The 'sbpl_perception' package implements the PERCH and D2P algorithms. Internally, this works in conjunction with the SBPL planning library (https://github.com/sbpl/sbpl) which provides several domain-independent graph-search algorithms.
- ROS Hydro+ (active development only on Indigo)
- C++11
- OpenCV 2.x
- PCL 1.7+
- Get ROS Indigo from http://wiki.ros.org/hydro/Installation/Ubuntu
- Set up a catkin workspace ~/my_workspace (http://wiki.ros.org/catkin/Tutorials/create_a_workspace).
- Download the rosinstall file to your workspace.
cd ~/my_workspace
wstool init src
wstool merge -t src perch.rosinstall
wstool update -t src
rosdep install --from-paths src --ignore-src --rosdistro indigo -y
catkin_make -DCMAKE_BUILD_TYPE=Release
First, download the RGB-D dataset and object CAD models (92 MB total):
roscd sbpl_perception
chmod +x data/scripts/download_demo_models.sh
./data/scripts/download_demo_models.sh
An example RGB-D scene containing 3 objects is provided under sbpl_perception/demo. To run PERCH on this with default parameters:
roscd sbpl_perception && mkdir visualization
roslaunch sbpl_perception demo.launch
The states 'expanded' as well as the goal state will be saved under sbpl_perception/visualization. The expanded states will also show up on an OpenCV window named "Expansions". To also save all the 'generated' (rendered) states to sbpl_perception/visualization, use
roslaunch sbpl_perception demo.launch image_debug:=true
You should see the following input depth and output depth images under sbpl_perception/visualization:
Configuration parameters for the algorithm can be found under sbpl_perception/config/demo_env_config.yaml and sbpl_perception/config/demo_planner_config.yaml, along with descriptions of those parameters.

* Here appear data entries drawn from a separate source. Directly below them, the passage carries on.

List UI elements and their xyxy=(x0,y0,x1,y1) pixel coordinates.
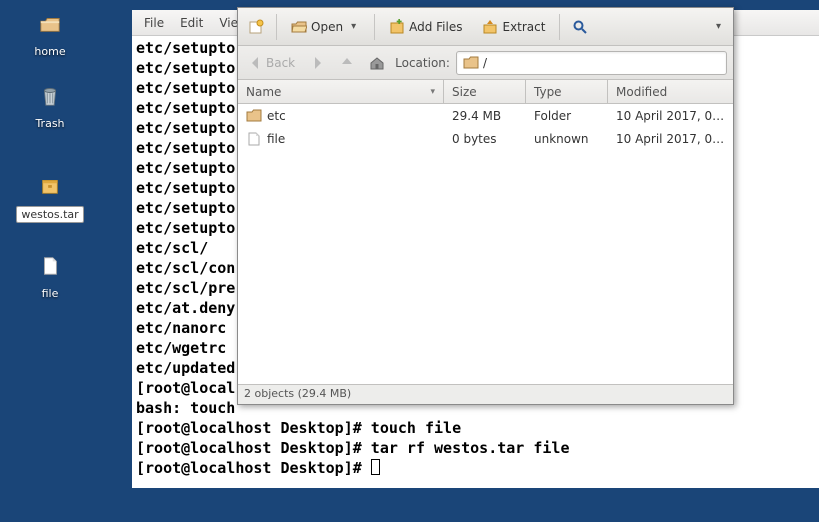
desktop-icon-label: Trash xyxy=(31,116,68,131)
file-icon xyxy=(30,248,70,284)
open-button[interactable]: Open ▾ xyxy=(285,16,366,38)
list-item[interactable]: file 0 bytes unknown 10 April 2017, 08:… xyxy=(238,127,733,150)
archive-list[interactable]: etc 29.4 MB Folder 10 April 2017, 08:… f… xyxy=(238,104,733,384)
desktop-icon-label: home xyxy=(30,44,69,59)
column-modified[interactable]: Modified xyxy=(608,80,733,103)
file-icon xyxy=(246,131,262,147)
desktop-icon-label: westos.tar xyxy=(16,206,83,223)
desktop-icon-home[interactable]: home xyxy=(10,6,90,59)
new-archive-button[interactable] xyxy=(244,16,268,38)
toolbar-separator xyxy=(276,14,277,40)
column-size[interactable]: Size xyxy=(444,80,526,103)
back-label: Back xyxy=(266,56,295,70)
column-type[interactable]: Type xyxy=(526,80,608,103)
menu-edit[interactable]: Edit xyxy=(174,14,209,32)
desktop-icon-trash[interactable]: Trash xyxy=(10,78,90,131)
open-label: Open xyxy=(311,20,343,34)
folder-icon xyxy=(246,108,262,124)
archive-statusbar: 2 objects (29.4 MB) xyxy=(238,384,733,404)
toolbar-separator xyxy=(374,14,375,40)
location-path: / xyxy=(483,56,487,70)
forward-button[interactable] xyxy=(305,53,329,73)
column-name[interactable]: Name▾ xyxy=(238,80,444,103)
desktop-icon-westos-tar[interactable]: westos.tar xyxy=(10,168,90,223)
archive-icon xyxy=(30,168,70,204)
add-files-label: Add Files xyxy=(409,20,462,34)
add-files-button[interactable]: Add Files xyxy=(383,16,468,38)
chevron-down-icon[interactable]: ▾ xyxy=(710,21,727,32)
desktop-icon-file[interactable]: file xyxy=(10,248,90,301)
archive-window: Open ▾ Add Files Extract ▾ Back xyxy=(237,7,734,405)
search-button[interactable] xyxy=(568,16,592,38)
location-input[interactable]: / xyxy=(456,51,727,75)
trash-icon xyxy=(30,78,70,114)
desktop-icon-label: file xyxy=(38,286,63,301)
chevron-down-icon[interactable]: ▾ xyxy=(347,21,360,32)
extract-label: Extract xyxy=(502,20,545,34)
location-label: Location: xyxy=(395,56,450,70)
toolbar-separator xyxy=(559,14,560,40)
list-item[interactable]: etc 29.4 MB Folder 10 April 2017, 08:… xyxy=(238,104,733,127)
home-button[interactable] xyxy=(365,53,389,73)
archive-columns: Name▾ Size Type Modified xyxy=(238,80,733,104)
folder-icon xyxy=(463,55,479,71)
home-icon xyxy=(30,6,70,42)
archive-navbar: Back Location: / xyxy=(238,46,733,80)
sort-indicator-icon: ▾ xyxy=(430,87,435,97)
back-button[interactable]: Back xyxy=(244,53,299,73)
up-button[interactable] xyxy=(335,53,359,73)
archive-toolbar: Open ▾ Add Files Extract ▾ xyxy=(238,8,733,46)
menu-file[interactable]: File xyxy=(138,14,170,32)
extract-button[interactable]: Extract xyxy=(476,16,551,38)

To pull changes from all related repositories in one go, run wstool update -t src
.
To reproduce results from our RSS '16 paper, first checkout the RSS '16 version of the codebase:
git checkout tags/v1.0
cd ~/my_workspace
catkin_make -DCMAKE_BUILD_TYPE=Release
Then run the experiments script:
roscd sbpl_perception
chmod +x data/scripts/download_experiment_data.sh
./data/scripts/download_experiment_data.sh
./experiments/scripts/run_experiments.sh
This will a) download the test scenes to sbpl_perception/data/experiment_input and the precomputed RCNN heuristics to sbpl_perception/heuristics, b) run the experiments script to generate results for a run of lazy D2P with 8 processors for parallelization and other default parameters in the run_experiments.sh script. Statistical output will be saved to sbpl_perception/experiments/results_<timestamp>/ and visualization output (output depth images) will be saved to sbpl_perception/visualization/perch_poses_<config_parameters>/. You can modify the settings in run_experiments.sh to sweep across several combinations of parameters including lazy/non-lazy, use RCNN-heuristics/no heuristics, planner suboptimality bound, search resolution, maximum ICP iterations, and number of processors available for parallelization.